Road link to Central Asia planned

Published December 3, 2002

ISLAMABAD, Dec 2: Pakistan plans to start two multi-billion-rupee-road projects linking Peshawar to Kabul and onward to the Central Asia as the Afghan government has guaranteed full security in its territory.

Maj-Gen Furrukh Javed, chairman of the National Highway Authority (NHA), said on Monday that two different proposals for the Peshawar-Torkham dual carriageway and Torkham-Kabul highway had been submitted to the federal government for approval.

He was speaking to newsmen at the agreement signing ceremony of the Islamabad-Peshawar Motorway (M-1) project that has been awarded to a consortium of local contractors called the Pakistan Motorway Construction Joint Venture at a cost of Rs11.878 billion.

The chairman said that he had proposed to either immediately repair the existing 43-km road from Peshawar to Torkham at a cost of Rs1.8 billion to reach Kabul through Jalalabad and onwards to the Central Asia.

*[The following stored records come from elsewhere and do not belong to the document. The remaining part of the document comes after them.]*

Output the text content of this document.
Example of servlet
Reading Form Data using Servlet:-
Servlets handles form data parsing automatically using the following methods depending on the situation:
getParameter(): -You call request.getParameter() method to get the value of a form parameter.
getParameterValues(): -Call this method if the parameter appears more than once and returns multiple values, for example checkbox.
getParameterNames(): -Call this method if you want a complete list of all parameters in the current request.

The second option, he said, was to construct a new, realigned and four-lane dual carriageway at a cost of Rs3.5 billion that could be completed in 30-36 months.

He said that an NHA technical team had recently returned from Kabul and submitted its report to the government to construct the Torkham to Kabul highway. The Afghan government, he told the newsmen, had guaranteed the security.

Once approved by the federal government, the NHA would submit a detailed technical and engineering design of the project to the Afghan administration for implementation. International donors like the Asian Development Bank, Japan Bank for International Cooperation and Chinese banks had assured to finance the two projects, the NHA chief said.

He said the country could have effectively captured the Afghan and Central Asian markets had the two roads, from Quetta to Chaman and from Peshawar to Torkham, been repaired well before the current stable situation in Kabul.

Most of the trade in Afghanistan takes place through Chaman and the Torkham borders.

The NHA chief believes that once the two roads were in good shape, with the completion of two priority sections of the Islamabad-Peshawar Motorway, the country could benefit from the emerging business, reconstruction and trade opportunities in the war-torn neighbouring country.

He told the journalists that the government had paid Rs15.5 billion to a Turkish contractor, Bayinder, for the 30 per cent construction work of the M-1 project while another Rs11.878 billion would be paid to the local contractors under the new contract to complete remaining 70 per cent work. The project would be formally launched by third week of the current month and completed in four years.

Thus, total cost of the project would come to around Rs27 billion.

He deplored that despite a number of out-of-the-way favours, the Turkish firm had not performed according to the pact because it had been given a hefty Rs6 billion in advance, which proved to be a disincentive.

Had the Turkish contractor been allowed to perform the way it was, the total project cost could have touched Rs42 billion, he said. The original cost of the project was estimated at Rs16.8 billion.

He also said the NHA had so far successfully countered all attempts by the Turkish firm to even register its case with the International Centre for Settlement of Investment Disputes because the NHA’s stand was based on strong grounds. He said the stuck up Rs6 billion with the Turkish banks as guarantees might be recovered.